Hace un par de años paseando por Independencia observé una fila de jóvenes que parecía infinita. Como entonces no era deporte de riesgo arrimarte al personal le pregunté a uno qué hacía allí, si había algún músico o qué. «No, señora es fulano, un youtuber». No entendí nada, estaba claro que eso no iba conmigo, pero, para no parecer una carcamal, sonreí e hice mutis.

Menos mal que mis sobrinos con más o menos paciencia me lo aclararon. Esto de los youtubers es un nuevo oficio que se traduce en subir cosas a la red social que les da nombre, cuantos más seguidores tienes más patrocinadores consigues y más dinero ganas.

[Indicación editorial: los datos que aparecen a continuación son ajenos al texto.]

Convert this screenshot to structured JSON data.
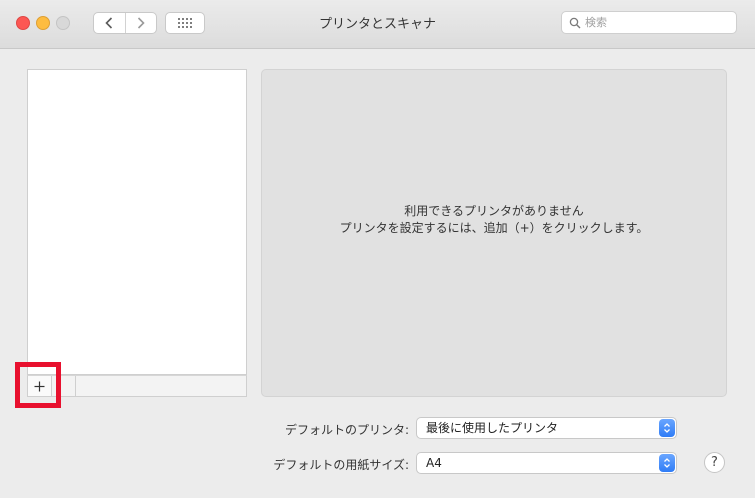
{
  "window": {
    "title": "プリンタとスキャナ"
  },
  "toolbar": {
    "back_icon": "chevron-left-icon",
    "forward_icon": "chevron-right-icon",
    "grid_icon": "show-all-grid-icon"
  },
  "search": {
    "placeholder": "検索",
    "value": ""
  },
  "printer_list": {
    "items": [],
    "add_label": "+"
  },
  "detail": {
    "message_line1": "利用できるプリンタがありません",
    "message_line2": "プリンタを設定するには、追加（+）をクリックします。"
  },
  "options": {
    "default_printer_label": "デフォルトのプリンタ:",
    "default_printer_value": "最後に使用したプリンタ",
    "default_paper_label": "デフォルトの用紙サイズ:",
    "default_paper_value": "A4"
  },
  "help": {
    "label": "?"
  },
  "colors": {
    "highlight": "#e8102e",
    "accent": "#2f7cf6"
  }
}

Al parecer los hay de temáticas muy diversas, entrenadores, cocineros, gente más o menos ilustrada en alguna materia que comparte sus saberes a través de estas nuevas vías de comunicación, las redes sociales, y que no se puede negar que con la llegada de las Smart TV y los iphone hacen su papel, más aún en tiempos de confinamiento. Lo curioso fue cuando me puse a indagar y vi que los más populares no son conferenciantes científicos, ni historiadores u otros ilustrados, quienes más seguidores tienen y a la vez los que más dinero ganan son los que transmiten sus partidas de videojuegos, enseñan los trucos para saltar de pantalla e incluso comentan las jugadas de otros. ¡Madre mía! ¿Alguien me puede explicar qué valor aporta esta actividad profesional a la sociedad? Yo no lo encuentro, aunque tal vez en unos años veamos cómo genera un incremento de la actividad de psicólogos y terapeutas para trabajar el desenganche a la adicción al juego de nuestros jóvenes.

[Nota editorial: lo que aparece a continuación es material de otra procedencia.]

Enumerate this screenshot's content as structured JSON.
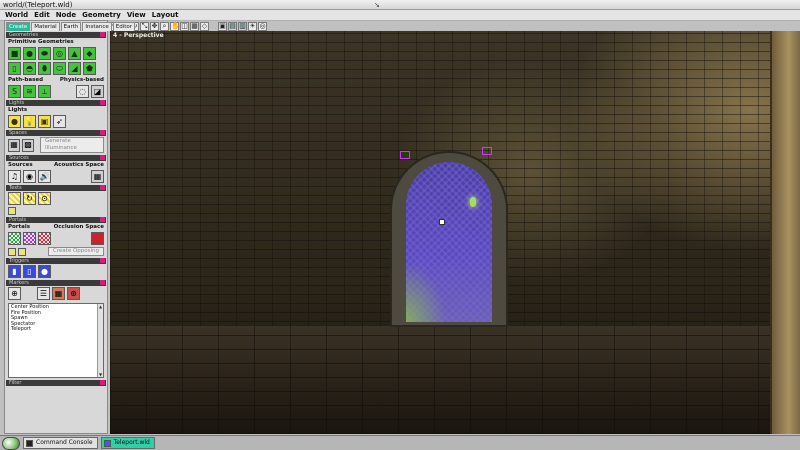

Pero es que además en estos días haciendo alarde de sus fortunas, algunos están anunciando que se van a Andorra. Desde luego que no a la de Teruel, sino a la de las compras. Claro, ¡qué les vamos a reprochar si las grandes fortunas, los ídolos del deporte y los grandes de España, hasta los Reyes eméritos, se llevan sus dineros a paraísos fiscales!

Lamentablemente estos youtubers son el fiel reflejo de esa parte de nuestra sociedad más casposa, chabacana y cortoplacista. La egoísta, la que no entiende que sin impuestos no hay servicios públicos.

Desde mi rincón contemplo a lo lejos este nuevo fenómeno y me suena con la misma melodía que las burbujas, sí, aquellas que ya hemos vivido en otras ocasiones como las canciones del verano, o incluso la inmobiliaria. Se hincharon mucho, mucho, ganaron mucho, mucho dinero, pero un día pincharon y se fueron al carajo. Al cabo del tiempo vimos a esos nuevos ricos de pin pan pum llamando a las puertas de la misericordia diciendo, es que «Yo tuve», pero me quedé sin nada.